Maddison Moore

Personal information
- Nationality: British
- Born: 10 April 1995 (age 31)

Sport
- Country: United Kingdom
- Sport: Taekwondo
- Event: 49 kg

Medal record
Women's taekwondo
Representing Great Britain
European Games
| Bronze medal – third place | 2023 Kraków-Małopolska | 49kg |

= Maddison Moore =

British taekwondo practitioner (born 2003)

Maddison Moore (born 10 April 1995) is a British martial arts practitioner. A former junior and senior Karate champion, she won bronze in Taekwondo at the 2023 European Games in the Women's 49 kg category.

==Career==
===Karate===
From Blakedown, near Kidderminster, Moore began Karate aged seven and was coached by her father Bradley. She became a European and World junior Karate champion, winning the World Union Karate-do Federation World Champion in the 15-17 category in 2012 and then winning the European title in London the following year.
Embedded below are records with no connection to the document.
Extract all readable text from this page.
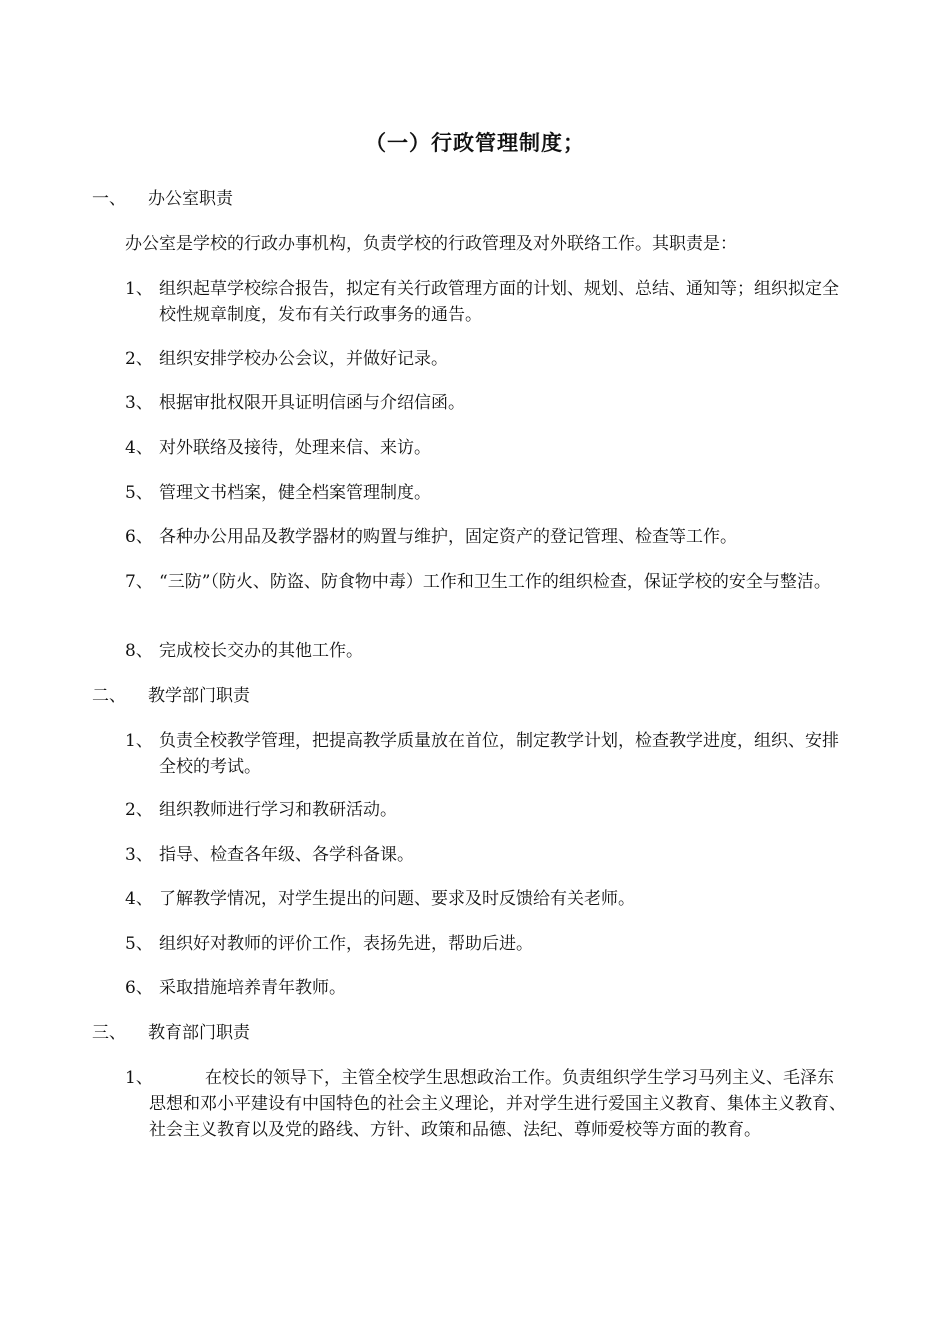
（一）行政管理制度；
一、 办公室职责
办公室是学校的行政办事机构，负责学校的行政管理及对外联络工作。其职责是：
1、 组织起草学校综合报告，拟定有关行政管理方面的计划、规划、总结、通知等；组织拟定全校性规章制度，发布有关行政事务的通告。
2、 组织安排学校办公会议，并做好记录。
3、 根据审批权限开具证明信函与介绍信函。
4、 对外联络及接待，处理来信、来访。
5、 管理文书档案，健全档案管理制度。
6、 各种办公用品及教学器材的购置与维护，固定资产的登记管理、检查等工作。
7、 “三防”（防火、防盗、防食物中毒）工作和卫生工作的组织检查，保证学校的安全与整洁。
8、 完成校长交办的其他工作。
二、 教学部门职责
1、 负责全校教学管理，把提高教学质量放在首位，制定教学计划，检查教学进度，组织、安排全校的考试。
2、 组织教师进行学习和教研活动。
3、 指导、检查各年级、各学科备课。
4、 了解教学情况，对学生提出的问题、要求及时反馈给有关老师。
5、 组织好对教师的评价工作，表扬先进，帮助后进。
6、 采取措施培养青年教师。
三、 教育部门职责
1、	在校长的领导下，主管全校学生思想政治工作。负责组织学生学习马列主义、毛泽东思想和邓小平建设有中国特色的社会主义理论，并对学生进行爱国主义教育、集体主义教育、社会主义教育以及党的路线、方针、政策和品德、法纪、尊师爱校等方面的教育。
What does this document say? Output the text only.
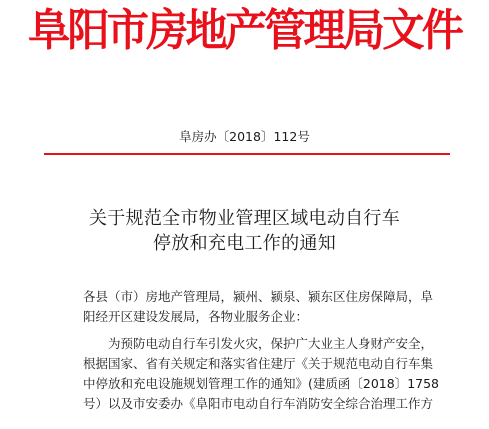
阜阳市房地产管理局文件
阜房办〔2018〕112号
关于规范全市物业管理区域电动自行车
停放和充电工作的通知
各县（市）房地产管理局，颍州、颍泉、颍东区住房保障局，阜
阳经开区建设发展局，各物业服务企业：
为预防电动自行车引发火灾，保护广大业主人身财产安全，
根据国家、省有关规定和落实省住建厅《关于规范电动自行车集
中停放和充电设施规划管理工作的通知》(建质函〔2018〕1758
号）以及市安委办《阜阳市电动自行车消防安全综合治理工作方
After attending De Montfort University to study performing arts, she became the British University Champion and in 2015 won the world senior Kumite -55 kg belt in Slovenia.

===Taekwondo===
Moore joined the British Taekwondo programme in 2017. Moore won her first Taekwondo medal when she won silver at the Polish Open in 2018. In May 2018 she represented Britain at the 2018 European Taekwondo Championships held in Kazan, Russia. Moore won her first international title at the 2019 Austrian Open. She would later win a European bronze medal in the 49 kg event in Sarajevo, Bosnia in December 2020, which included a 32-30, golden point victory over 2016 European champion Iryna Romoldanova of Ukraine. Moore competed for Britain at the 2023 European Games and won the bronze medal in the Women's 49 kg category, defeating Israel's Avishag Semberg 2-1 in the third-placed bout.